For the past several years, there’s been a lot of debate in congress over the interest rates on federal student loans. What used to be a 6.4 percent interest rate on loans like the Stafford Loan or subsidized federal student loans was set at a 3.8 percent interest rate for a while. This month however, interest rates bounced up to about 4.6 percent. Why so much change? Under the new federal student loan rules, loan rates are no longer fixed. The loan rates are now set each year based on the 10-year Treasury note rates from the previous spring. Even though these rates change year to year, the rate remains the same for the lifetime of the loan. So if you borrow a federal Stafford loan during a 3.8 percent interest year, your loan will stay at that rate no matter how rates fluctuate.
So this is all good news, right? Sure, student loan rates are no longer fixed to a specific percentage and they’re certainly much lower than 6.8 percent. But while that may feel like a small “win” for student borrower advocates and those who are already tens or hundreds of thousands in debt, interest rates are actually the least-important part of the student loan debate. Yet this is what gets the most attention in the news because it’s one of the only things that Congress has power to control in the student debt debate.
Those federal student loan interest rates?
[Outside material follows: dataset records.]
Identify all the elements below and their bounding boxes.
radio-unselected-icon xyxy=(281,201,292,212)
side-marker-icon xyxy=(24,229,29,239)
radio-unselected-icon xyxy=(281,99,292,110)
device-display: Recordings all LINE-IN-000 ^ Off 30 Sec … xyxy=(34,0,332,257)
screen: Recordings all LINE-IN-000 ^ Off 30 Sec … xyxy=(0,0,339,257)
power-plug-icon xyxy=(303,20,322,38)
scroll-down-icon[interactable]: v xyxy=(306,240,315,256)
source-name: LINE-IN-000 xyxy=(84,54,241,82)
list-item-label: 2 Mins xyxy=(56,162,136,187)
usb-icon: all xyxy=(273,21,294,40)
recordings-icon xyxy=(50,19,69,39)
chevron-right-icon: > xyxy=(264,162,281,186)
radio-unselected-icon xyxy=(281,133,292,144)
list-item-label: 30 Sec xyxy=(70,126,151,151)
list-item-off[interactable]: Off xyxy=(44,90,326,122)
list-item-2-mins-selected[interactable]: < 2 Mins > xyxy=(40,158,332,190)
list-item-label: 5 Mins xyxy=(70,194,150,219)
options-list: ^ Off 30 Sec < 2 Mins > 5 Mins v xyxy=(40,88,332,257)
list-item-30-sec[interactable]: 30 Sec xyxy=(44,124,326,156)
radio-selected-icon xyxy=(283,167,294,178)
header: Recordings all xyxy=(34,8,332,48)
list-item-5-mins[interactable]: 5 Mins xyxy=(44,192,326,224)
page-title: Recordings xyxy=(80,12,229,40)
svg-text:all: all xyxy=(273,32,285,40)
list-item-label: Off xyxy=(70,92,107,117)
In the grand scheme of the student debt crisis, they don’t matter. Sure, if you’re already in debt and have tens or hundreds of thousands of dollars in student loans, your interest rates matter very much: each extra percentage point on your interest rate means extra money all the more money you’re paying to get out of debt. But changing the student loan interest rate isn’t going to help millions of students who still have to borrow tens of thousands of dollars for exceedingly more and more expensive education. Lower interest rates are a temporary solution to a larger problem: an education industry that’s over-priced and a generation of students that are overly-indebted.